U.S. suffers from highest mortality rate to birth mothers in developed world
Last week, the House passed a bipartisan bill aimed at reversing the maternal mortality crisis in the U.S. Supporters say the bill represents Congress’ strongest action against the issue.
The bill from Reps. Jaime Herrera Beutler (R-WA) and Diana DeGette (D-CO) would support state-level efforts to track and investigate pregnancy-related deaths, and then look for ways to prevent future deaths from occurring.
The U.S. has the highest rate of maternal mortality among developed countries, at a rate of 26.4 deaths per 100,000 births.
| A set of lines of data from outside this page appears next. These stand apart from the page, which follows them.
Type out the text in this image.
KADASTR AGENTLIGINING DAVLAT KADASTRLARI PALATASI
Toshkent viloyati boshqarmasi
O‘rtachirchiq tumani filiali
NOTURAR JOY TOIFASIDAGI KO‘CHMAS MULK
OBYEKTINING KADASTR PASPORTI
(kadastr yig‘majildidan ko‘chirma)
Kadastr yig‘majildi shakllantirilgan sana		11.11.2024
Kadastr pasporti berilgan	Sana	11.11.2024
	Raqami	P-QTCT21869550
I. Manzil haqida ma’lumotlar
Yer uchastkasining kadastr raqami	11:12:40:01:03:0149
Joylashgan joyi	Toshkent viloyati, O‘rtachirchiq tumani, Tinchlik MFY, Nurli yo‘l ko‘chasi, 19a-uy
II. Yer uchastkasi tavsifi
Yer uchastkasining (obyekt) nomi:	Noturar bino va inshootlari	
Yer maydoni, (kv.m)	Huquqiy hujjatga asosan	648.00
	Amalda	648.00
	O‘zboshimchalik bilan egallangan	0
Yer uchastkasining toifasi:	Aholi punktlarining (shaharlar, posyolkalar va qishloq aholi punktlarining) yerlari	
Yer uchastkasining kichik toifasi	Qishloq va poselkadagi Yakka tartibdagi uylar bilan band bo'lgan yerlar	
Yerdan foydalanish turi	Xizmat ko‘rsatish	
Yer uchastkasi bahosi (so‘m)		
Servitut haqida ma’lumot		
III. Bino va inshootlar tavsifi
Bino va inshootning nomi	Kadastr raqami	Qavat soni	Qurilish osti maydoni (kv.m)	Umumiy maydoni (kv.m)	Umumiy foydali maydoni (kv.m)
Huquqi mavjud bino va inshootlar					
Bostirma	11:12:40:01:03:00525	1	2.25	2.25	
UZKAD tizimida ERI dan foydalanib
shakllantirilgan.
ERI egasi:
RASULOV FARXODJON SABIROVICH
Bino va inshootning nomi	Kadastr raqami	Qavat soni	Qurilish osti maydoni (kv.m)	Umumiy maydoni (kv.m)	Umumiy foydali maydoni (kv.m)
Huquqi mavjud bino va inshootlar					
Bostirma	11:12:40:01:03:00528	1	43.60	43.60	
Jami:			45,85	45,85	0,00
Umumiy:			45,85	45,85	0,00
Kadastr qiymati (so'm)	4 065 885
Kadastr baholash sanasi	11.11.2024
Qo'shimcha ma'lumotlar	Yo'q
The Centers for Disease Control and Prevention estimates that 60 percent of maternal deaths are preventable.
The bill allows the Department of Health and Human Services to award grants to states to establish Maternal Mortality Review Committees that review every pregnancy-related or pregnancy-associated death.
Herrera Beutler and DeGette, in a joint statement, called the bill’s House passage the “strongest step Congress has taken to date” to reverse the maternal mortality crisis.
“By providing states with resources to investigate every maternal death, we can begin to tackle this troubling trend and take appropriate steps to prevent such tragedies in the future,” they said. “We must improve our understanding of why mothers are dying in pregnancy, during childbirth and postpartum so we can then unleash every possible resource to protect women in this critical season of life.”
It’s not clear when, or if, the Senate will vote on its companion bill, authored by outgoing Sen. Heidi Heitkamp (D-ND) and Sen. Shelley Moore Capito (R-WV), though it passed out of committee earlier this year.